Od tego czasu wszystko się zmieniło Lorde trafiła na scenę muzyczną jako 16-latka o świeżej twarzy w 2013 roku: Nigdy nie opowiadała się za zawstydzaniem ciała, ale teraz nie pozwala, by to również zachwiało jej pewnością siebie.
Gdy piosenkarka zyskała sławę dzięki swojemu przebojowi „Royals”, doświadczyła również coraz większej ilości zawstydzania ciała w Internecie.
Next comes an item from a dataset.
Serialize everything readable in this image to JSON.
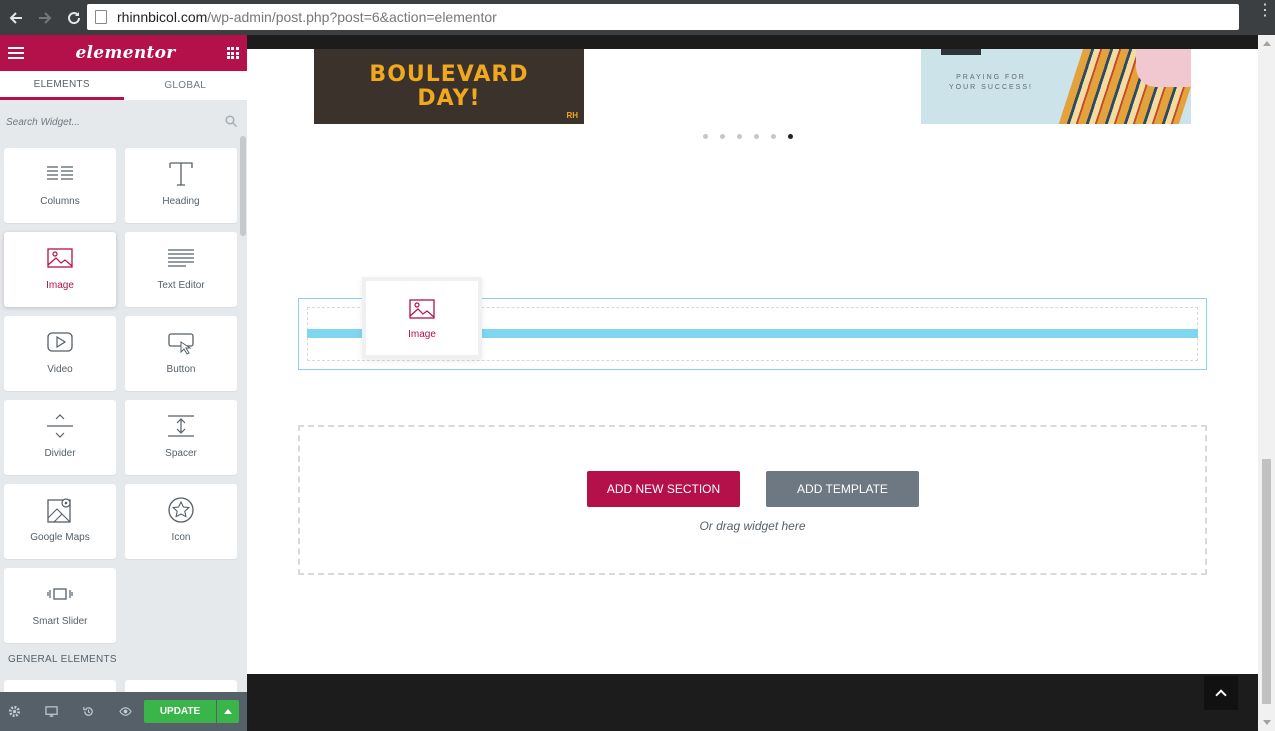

W wywiadzie dla Nowej Zelandii NMELorde opowiedziała o nieustępliwych trollach, z którymi miała do czynienia w mediach społecznościowych, oraz o tym, jak nauczyła się je pokonywać.
„To wstrząsnęło moimi fundamentami i mogło mnie pieprzyć, wiesz?” – powiedziała stronie. „Pamiętam, że uświadomiłem sobie mój wygląd i moje ciało w sposób, w jaki nigdy nie byłem”.
„Pamiętam te wszystkie dzieciaki online, myślę, że pokonałam ich ulubieńców na numer jeden, a oni mówili: „Pieprz ją, ma naprawdę daleko oddalone oczy” – kontynuowała. „Pamiętam, że byłam jak, „Wow! Jak przeszedłem całą drogę, nie wiedząc, że mam daleko rozstawione oczy? Po prostu takie dziwne gówno. Ale udało mi się wrócić do rodziny, schronić się przed tym i dotrzeć tam, gdzie jestem teraz. Czuję się tak dobrze w sobie."
Po szukaniu pocieszenia u swojej rodziny, nigdy nie obejrzała się za siebie. Teraz Lorde jest gotowa ponownie podbić przemysł muzyczny, wydając swój drugi album, Melodramat, który wypada w piątek, a do tego światowa trasa koncertowa.